In the 1970s, the young Joaquim was hungry to escape the political turmoil and economic hardship of the Estado Novo, even if it meant working around the clock in pursuit of a modestly paid American Dream. “I never saw my son with his eyes open,” he says. Perhaps tellingly, we hear little more of his family life than that.
An arduous cycle of menial jobs finally gave way to a steadier gig as a taxi driver and limo chauffeur, and it’s here where his memories seem at once rosiest and most violently fraught. Nobre re-stages this period of his life as Scorsese-style urban mood piece, with the older Joaquim steering a stationary car down back-projected New York streets: Colorful anecdotes from these years are recalled in drawling voiceover, and sometimes dramatized in heightened, gauchely acted fashion by the man himself.
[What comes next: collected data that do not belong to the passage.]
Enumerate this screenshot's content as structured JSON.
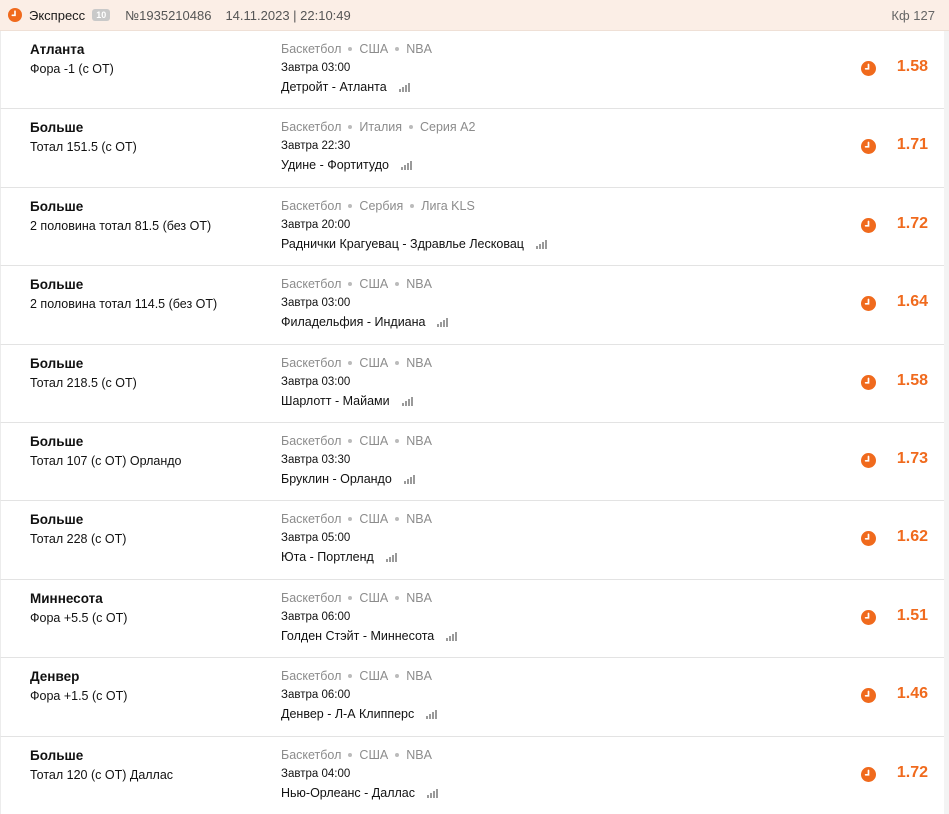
{
  "header": {
    "title": "Экспресс",
    "badge": "10",
    "bet_number": "№1935210486",
    "datetime": "14.11.2023 | 22:10:49",
    "coefficient": "Кф 127"
  },
  "colors": {
    "accent": "#f06a1d",
    "header_bg": "#fbeee6"
  },
  "bets": [
    {
      "team": "Атланта",
      "market": "Фора -1 (с ОТ)",
      "sport": "Баскетбол",
      "country": "США",
      "league": "NBA",
      "time": "Завтра 03:00",
      "match": "Детройт - Атланта",
      "odds": "1.58"
    },
    {
      "team": "Больше",
      "market": "Тотал 151.5 (с ОТ)",
      "sport": "Баскетбол",
      "country": "Италия",
      "league": "Серия А2",
      "time": "Завтра 22:30",
      "match": "Удине - Фортитудо",
      "odds": "1.71"
    },
    {
      "team": "Больше",
      "market": "2 половина тотал 81.5 (без ОТ)",
      "sport": "Баскетбол",
      "country": "Сербия",
      "league": "Лига KLS",
      "time": "Завтра 20:00",
      "match": "Раднички Крагуевац - Здравлье Лесковац",
      "odds": "1.72"
    },
    {
      "team": "Больше",
      "market": "2 половина тотал 114.5 (без ОТ)",
      "sport": "Баскетбол",
      "country": "США",
      "league": "NBA",
      "time": "Завтра 03:00",
      "match": "Филадельфия - Индиана",
      "odds": "1.64"
    },
    {
      "team": "Больше",
      "market": "Тотал 218.5 (с ОТ)",
      "sport": "Баскетбол",
      "country": "США",
      "league": "NBA",
      "time": "Завтра 03:00",
      "match": "Шарлотт - Майами",
      "odds": "1.58"
    },
    {
      "team": "Больше",
      "market": "Тотал 107 (с ОТ) Орландо",
      "sport": "Баскетбол",
      "country": "США",
      "league": "NBA",
      "time": "Завтра 03:30",
      "match": "Бруклин - Орландо",
      "odds": "1.73"
    },
    {
      "team": "Больше",
      "market": "Тотал 228 (с ОТ)",
      "sport": "Баскетбол",
      "country": "США",
      "league": "NBA",
      "time": "Завтра 05:00",
      "match": "Юта - Портленд",
      "odds": "1.62"
    },
    {
      "team": "Миннесота",
      "market": "Фора +5.5 (с ОТ)",
      "sport": "Баскетбол",
      "country": "США",
      "league": "NBA",
      "time": "Завтра 06:00",
      "match": "Голден Стэйт - Миннесота",
      "odds": "1.51"
    },
    {
      "team": "Денвер",
      "market": "Фора +1.5 (с ОТ)",
      "sport": "Баскетбол",
      "country": "США",
      "league": "NBA",
      "time": "Завтра 06:00",
      "match": "Денвер - Л-А Клипперс",
      "odds": "1.46"
    },
    {
      "team": "Больше",
      "market": "Тотал 120 (с ОТ) Даллас",
      "sport": "Баскетбол",
      "country": "США",
      "league": "NBA",
      "time": "Завтра 04:00",
      "match": "Нью-Орлеанс - Даллас",
      "odds": "1.72"
    }
  ]
}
Perhaps such detours allude to the embellishing powers of memory. Since returning to his hometown in the 1990s — “No longer a dear son but a poor devil,” he quips mordantly — his life has seemingly been a comparatively staid affair, more akin to a kitchen-sink drama than the underworld-adjacent flash of his New York years. Yet even in the present, Nobre finds room for romance and improbable beauty: Paulo Menezes’ gorgeous, grainy camerawork can somehow make a captivating composition from a stack of industrial pallets in an empty warehouse. “Jack’s Ride” is a docufiction that rather cleverly matches the blurred lines of its own subject’s storytelling at each formal turn.